We see that industry is changing as more accredited individual investors are entering the marketplace. DueDash’s investment platform lowers this barrier to enter for private companies by making it easier to raise money through an angel or through VC. At the same time for accredited individual investors who want to enter this space find DueDash a great provider. Now private companies can get funding from any accredited investor at any time by simply creating an account with DueDash.

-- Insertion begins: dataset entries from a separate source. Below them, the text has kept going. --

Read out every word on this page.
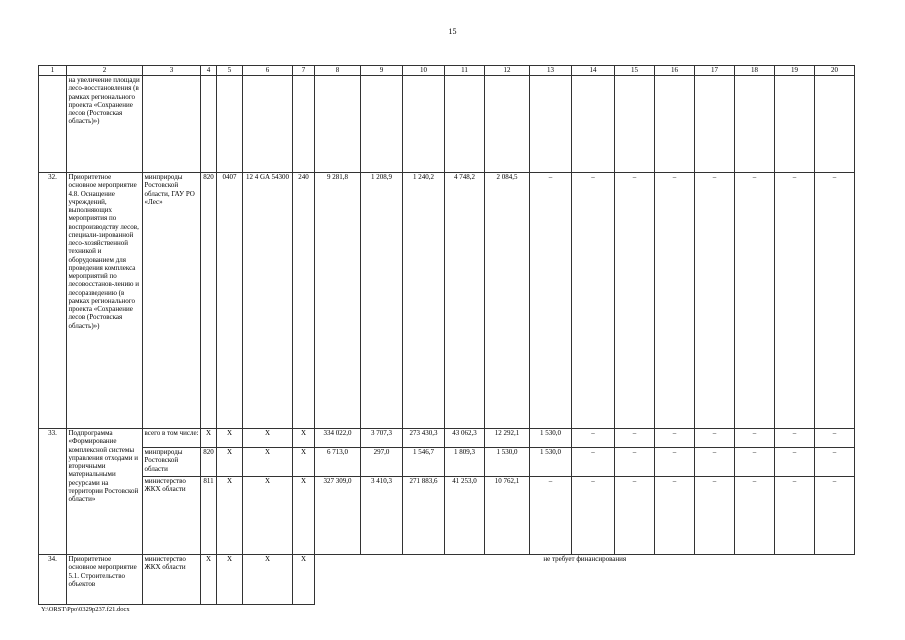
15
1	2	3	4	5	6	7	8	9	10	11	12	13	14	15	16	17	18	19	20
	на увеличение площади лесо-восстановления (в рамках регионального проекта «Сохранение лесов (Ростовская область)»)																		
32.	Приоритетное основное мероприятие 4.8. Оснащение учреждений, выполняющих мероприятия по воспроизводству лесов, специали-зированной лесо-хозяйственной техникой и оборудованием для проведения комплекса мероприятий по лесовосстанов-лению и лесоразведению (в рамках регионального проекта «Сохранение лесов (Ростовская область)»)	минприроды Ростовской области, ГАУ РО «Лес»	820	0407	12 4 GA 54300	240	9 281,8	1 208,9	1 240,2	4 748,2	2 084,5	–	–	–	–	–	–	–	–
33.	Подпрограмма «Формирование комплексной системы управления отходами и вторичными материальными ресурсами на территории Ростовской области»	всего в том числе:	Х	Х	Х	Х	334 022,0	3 707,3	273 430,3	43 062,3	12 292,1	1 530,0	–	–	–	–	–	–	–
		минприроды Ростовской области	820	Х	Х	Х	6 713,0	297,0	1 546,7	1 809,3	1 530,0	1 530,0	–	–	–	–	–	–	–
		министерство ЖКХ области	811	Х	Х	Х	327 309,0	3 410,3	271 883,6	41 253,0	10 762,1	–	–	–	–	–	–	–	–
34.	Приоритетное основное мероприятие 5.1. Строительство объектов	министерство ЖКХ области	Х	Х	Х	Х	не требует финансирования												
Y:\ORST\Ppo\0329p237.f21.docx
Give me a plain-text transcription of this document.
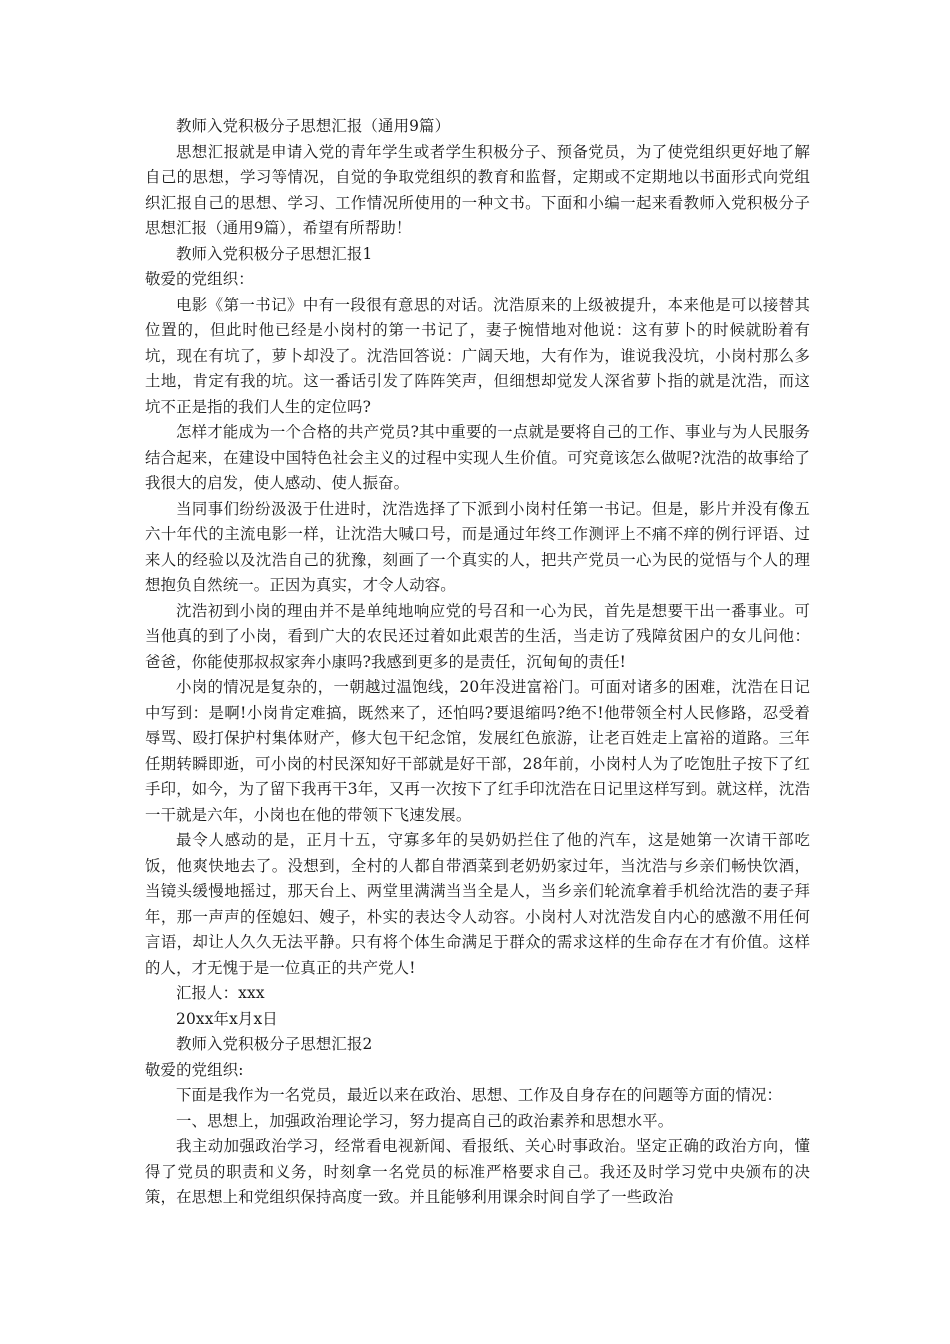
教师入党积极分子思想汇报（通用9篇）

思想汇报就是申请入党的青年学生或者学生积极分子、预备党员，为了使党组织更好地了解自己的思想，学习等情况，自觉的争取党组织的教育和监督，定期或不定期地以书面形式向党组织汇报自己的思想、学习、工作情况所使用的一种文书。下面和小编一起来看教师入党积极分子思想汇报（通用9篇），希望有所帮助！

教师入党积极分子思想汇报1

敬爱的党组织：

电影《第一书记》中有一段很有意思的对话。沈浩原来的上级被提升，本来他是可以接替其位置的，但此时他已经是小岗村的第一书记了，妻子惋惜地对他说：这有萝卜的时候就盼着有坑，现在有坑了，萝卜却没了。沈浩回答说：广阔天地，大有作为，谁说我没坑，小岗村那么多土地，肯定有我的坑。这一番话引发了阵阵笑声，但细想却觉发人深省萝卜指的就是沈浩，而这坑不正是指的我们人生的定位吗?

怎样才能成为一个合格的共产党员?其中重要的一点就是要将自己的工作、事业与为人民服务结合起来，在建设中国特色社会主义的过程中实现人生价值。可究竟该怎么做呢?沈浩的故事给了我很大的启发，使人感动、使人振奋。

当同事们纷纷汲汲于仕进时，沈浩选择了下派到小岗村任第一书记。但是，影片并没有像五六十年代的主流电影一样，让沈浩大喊口号，而是通过年终工作测评上不痛不痒的例行评语、过来人的经验以及沈浩自己的犹豫，刻画了一个真实的人，把共产党员一心为民的觉悟与个人的理想抱负自然统一。正因为真实，才令人动容。

沈浩初到小岗的理由并不是单纯地响应党的号召和一心为民，首先是想要干出一番事业。可当他真的到了小岗，看到广大的农民还过着如此艰苦的生活，当走访了残障贫困户的女儿问他：爸爸，你能使那叔叔家奔小康吗?我感到更多的是责任，沉甸甸的责任!

小岗的情况是复杂的，一朝越过温饱线，20年没进富裕门。可面对诸多的困难，沈浩在日记中写到：是啊!小岗肯定难搞，既然来了，还怕吗?要退缩吗?绝不!他带领全村人民修路，忍受着辱骂、殴打保护村集体财产，修大包干纪念馆，发展红色旅游，让老百姓走上富裕的道路。三年任期转瞬即逝，可小岗的村民深知好干部就是好干部，28年前，小岗村人为了吃饱肚子按下了红手印，如今，为了留下我再干3年，又再一次按下了红手印沈浩在日记里这样写到。就这样，沈浩一干就是六年，小岗也在他的带领下飞速发展。

最令人感动的是，正月十五，守寡多年的吴奶奶拦住了他的汽车，这是她第一次请干部吃饭，他爽快地去了。没想到，全村的人都自带酒菜到老奶奶家过年，当沈浩与乡亲们畅快饮酒，当镜头缓慢地摇过，那天台上、两堂里满满当当全是人，当乡亲们轮流拿着手机给沈浩的妻子拜年，那一声声的侄媳妇、嫂子，朴实的表达令人动容。小岗村人对沈浩发自内心的感激不用任何言语，却让人久久无法平静。只有将个体生命满足于群众的需求这样的生命存在才有价值。这样的人，才无愧于是一位真正的共产党人!

汇报人：xxx

20xx年x月x日

教师入党积极分子思想汇报2

敬爱的党组织:

下面是我作为一名党员，最近以来在政治、思想、工作及自身存在的问题等方面的情况：

一、思想上，加强政治理论学习，努力提高自己的政治素养和思想水平。

我主动加强政治学习，经常看电视新闻、看报纸、关心时事政治。坚定正确的政治方向，懂得了党员的职责和义务，时刻拿一名党员的标准严格要求自己。我还及时学习党中央颁布的决策，在思想上和党组织保持高度一致。并且能够利用课余时间自学了一些政治
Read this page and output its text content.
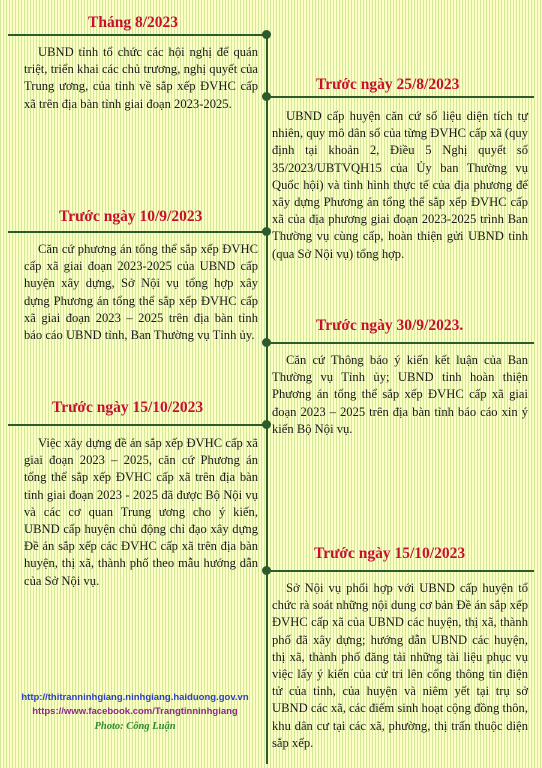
Tháng 8/2023

UBND tỉnh tổ chức các hội nghị để quán triệt, triển khai các chủ trương, nghị quyết của Trung ương, của tỉnh về sắp xếp ĐVHC cấp xã trên địa bàn tỉnh giai đoạn 2023-2025.

Trước ngày 25/8/2023

UBND cấp huyện căn cứ số liệu diện tích tự nhiên, quy mô dân số của từng ĐVHC cấp xã (quy định tại khoản 2, Điều 5 Nghị quyết số 35/2023/UBTVQH15 của Ủy ban Thường vụ Quốc hội) và tình hình thực tế của địa phương để xây dựng Phương án tổng thể sắp xếp ĐVHC cấp xã của địa phương giai đoạn 2023-2025 trình Ban Thường vụ cùng cấp, hoàn thiện gửi UBND tỉnh (qua Sở Nội vụ) tổng hợp.

Trước ngày 10/9/2023

Căn cứ phương án tổng thể sắp xếp ĐVHC cấp xã giai đoạn 2023-2025 của UBND cấp huyện xây dựng, Sở Nội vụ tổng hợp xây dựng Phương án tổng thể sắp xếp ĐVHC cấp xã giai đoạn 2023 – 2025 trên địa bàn tỉnh báo cáo UBND tỉnh, Ban Thường vụ Tỉnh ủy.

Trước ngày 30/9/2023.

Căn cứ Thông báo ý kiến kết luận của Ban Thường vụ Tỉnh ủy; UBND tỉnh hoàn thiện Phương án tổng thể sắp xếp ĐVHC cấp xã giai đoạn 2023 – 2025 trên địa bàn tỉnh báo cáo xin ý kiến Bộ Nội vụ.

Trước ngày 15/10/2023

Việc xây dựng đề án sắp xếp ĐVHC cấp xã giai đoạn 2023 – 2025, căn cứ Phương án tổng thể sắp xếp ĐVHC cấp xã trên địa bàn tỉnh giai đoạn 2023 - 2025 đã được Bộ Nội vụ và các cơ quan Trung ương cho ý kiến, UBND cấp huyện chủ động chỉ đạo xây dựng Đề án sắp xếp các ĐVHC cấp xã trên địa bàn huyện, thị xã, thành phố theo mẫu hướng dẫn của Sở Nội vụ.

Trước ngày 15/10/2023

Sở Nội vụ phối hợp với UBND cấp huyện tổ chức rà soát những nội dung cơ bản Đề án sắp xếp ĐVHC cấp xã của UBND các huyện, thị xã, thành phố đã xây dựng; hướng dẫn UBND các huyện, thị xã, thành phố đăng tải những tài liệu phục vụ việc lấy ý kiến của cử tri lên cổng thông tin điện tử của tỉnh, của huyện và niêm yết tại trụ sở UBND các xã, các điểm sinh hoạt cộng đồng thôn, khu dân cư tại các xã, phường, thị trấn thuộc diện sắp xếp.

http://thitranninhgiang.ninhgiang.haiduong.gov.vn
https://www.facebook.com/Trangtinninhgiang
Photo: Công Luận
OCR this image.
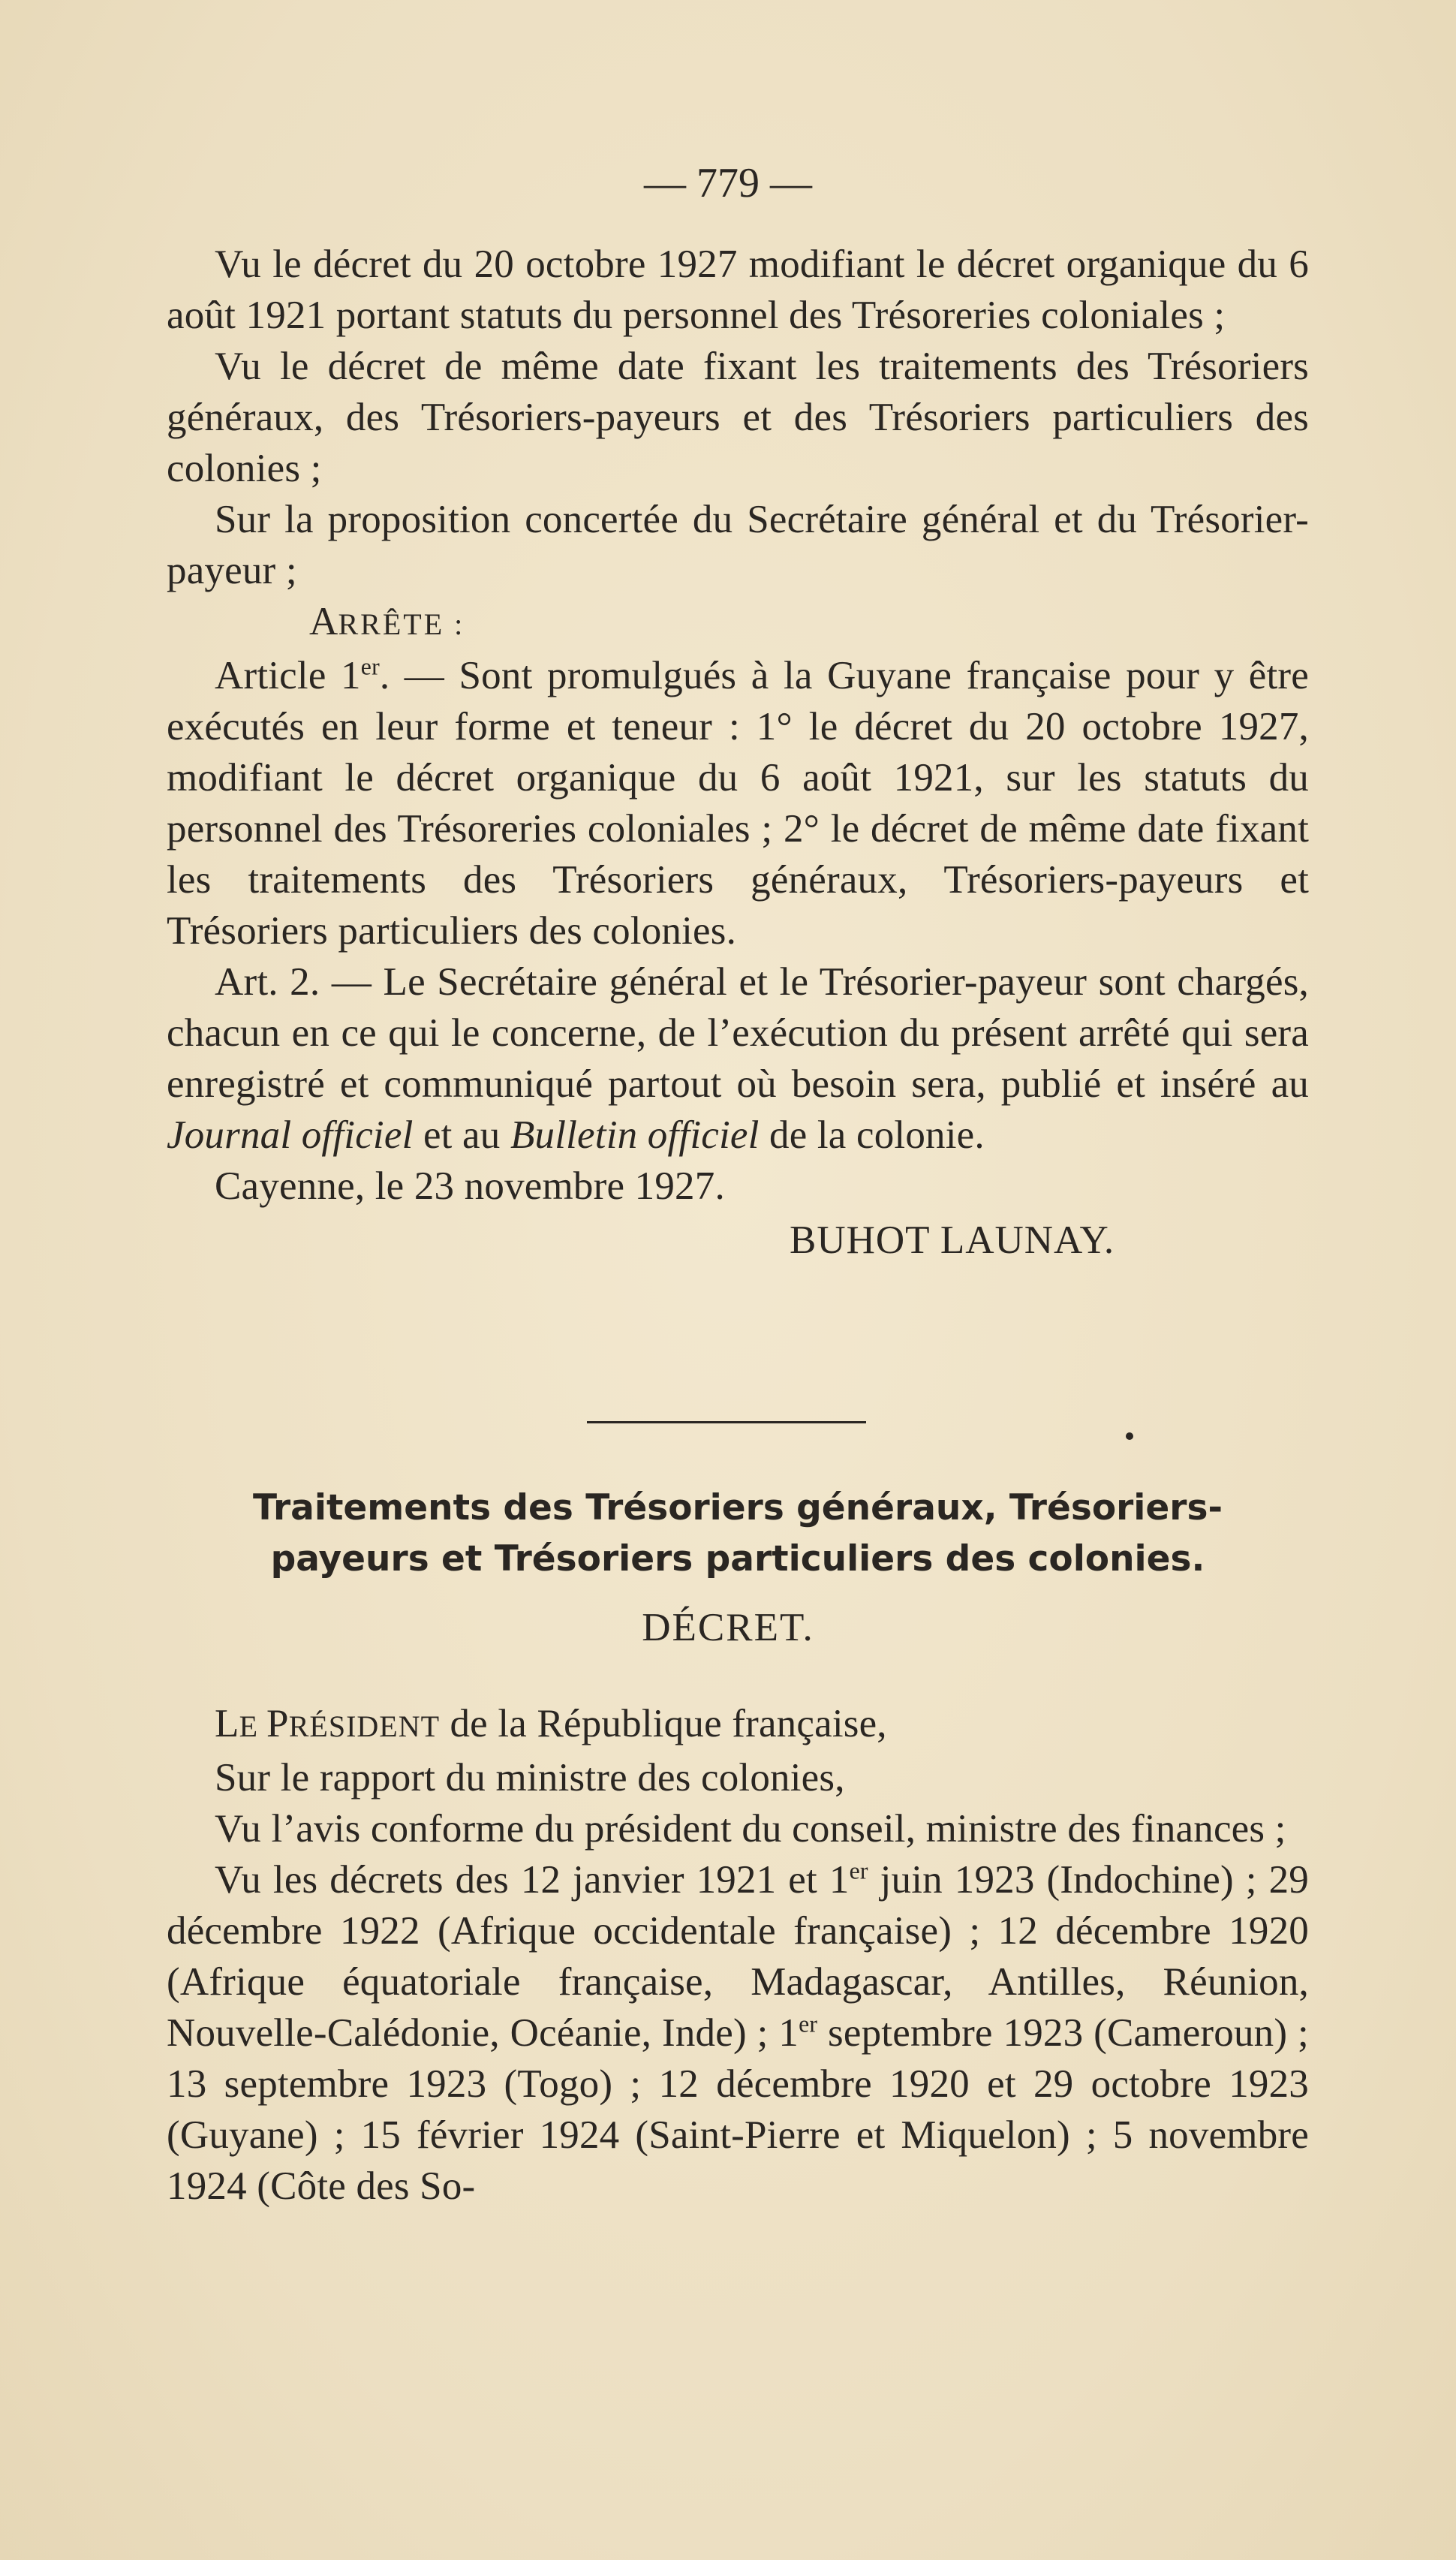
— 779 —

Vu le décret du 20 octobre 1927 modifiant le décret organique du 6 août 1921 portant statuts du personnel des Trésoreries coloniales ;

Vu le décret de même date fixant les traitements des Trésoriers généraux, des Trésoriers-payeurs et des Trésoriers particuliers des colonies ;

Sur la proposition concertée du Secrétaire général et du Trésorier-payeur ;

ARRÊTE :

Article 1er. — Sont promulgués à la Guyane française pour y être exécutés en leur forme et teneur : 1° le décret du 20 octobre 1927, modifiant le décret organique du 6 août 1921, sur les statuts du personnel des Trésoreries coloniales ; 2° le décret de même date fixant les traitements des Trésoriers généraux, Trésoriers-payeurs et Trésoriers particuliers des colonies.

Art. 2. — Le Secrétaire général et le Trésorier-payeur sont chargés, chacun en ce qui le concerne, de l’exécution du présent arrêté qui sera enregistré et communiqué partout où besoin sera, publié et inséré au Journal officiel et au Bulletin officiel de la colonie.

Cayenne, le 23 novembre 1927.

BUHOT LAUNAY.

Traitements des Trésoriers généraux, Trésoriers-
payeurs et Trésoriers particuliers des colonies.
DÉCRET.

LE PRÉSIDENT de la République française,

Sur le rapport du ministre des colonies,

Vu l’avis conforme du président du conseil, ministre des finances ;

Vu les décrets des 12 janvier 1921 et 1er juin 1923 (Indochine) ; 29 décembre 1922 (Afrique occidentale française) ; 12 décembre 1920 (Afrique équatoriale française, Madagascar, Antilles, Réunion, Nouvelle-Calédonie, Océanie, Inde) ; 1er septembre 1923 (Cameroun) ; 13 septembre 1923 (Togo) ; 12 décembre 1920 et 29 octobre 1923 (Guyane) ; 15 février 1924 (Saint-Pierre et Miquelon) ; 5 novembre 1924 (Côte des So-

Change herald’s in exciting times ahead
The world of venture capital has always been an exciting and ever-changing environment. The emergence of new technologies and the constant proliferation of markets have led to a surge of innovation and change in the sector. The future of venture capital investment is not an endless cycle of expectations and frustration. The industry VC has come a long way in terms of accessibility, and at DueDash we believe that greater transparency and technology
At DueDash, we believe that the private capital industry is at a crossroads where the proliferation of startups and investment by venture capitalists has dramatically changed and democratized. In a world of disruption, VCs are no longer limited to a handful of successful centers of entrepreneurial activity. New ecosystems have formed around the world, leading to a surge in innovation. VC Investments are spreading elsewhere in the world with greater speed. This is due to the development of entrepreneurial ecosystems that are emerging wherever there is affordable technology, far-flung talent, and receptive investors.
Future will be defined by entrepreneurs
The future of venture capital is in the hands of intrepid entrepreneurs and those who support them. The role of venture capitalists has evolved from early-stage funding to early-stage mentoring and eventually to a place where entrepreneurs can find funding on their own. The best companies are being created all over the world, and startups need VCs to grow.
Today, more investors have greater access to venture capital, and not just locally. They can participate in the global venture economy. This is the future of venture capital investing. Coupled with global reach, companies funded by VCs are thriving. Venture capitalists are funding startups in locations around the world. This is a time when there are more venture capital deals from more sectors, accelerated by social trends. These trends include: more investors having access to venture capital; more global opportunities for startups; and an overall shift to the startup space.
One result of this trend is that it is easier than ever for people who want to invest in companies to do so. Bigger opportunities are on the way. In an increasingly globalized economy, it’s easier than ever for investors to participate in the growth of innovative startups that have high potential for equity investments and multi-million dollar exits. From a geographic perspective, the growth of investment opportunities in emerging and underrepresented markets is accelerating.
Startups will increasingly raise capital from individuals in the communities they serve, using new fintech developed by Angelist, DueDash and such disruptive platforms. .More and more use of data in decision making will take place which will help in speeding up the process from first initial contact to term sheet. It may lead to less capital may be needed to get to a Series A and overall lesser rounds of fundraising which will result in less early stage failures With more small seed checks without severe terms on early stage like to earn right to lead future rounds. Many VC funds may not “close” as we see new trend of rolling funds on a rise. Likely VC FOFs will become commonplace. We believe that venture investing will shift to a mainstream asset class.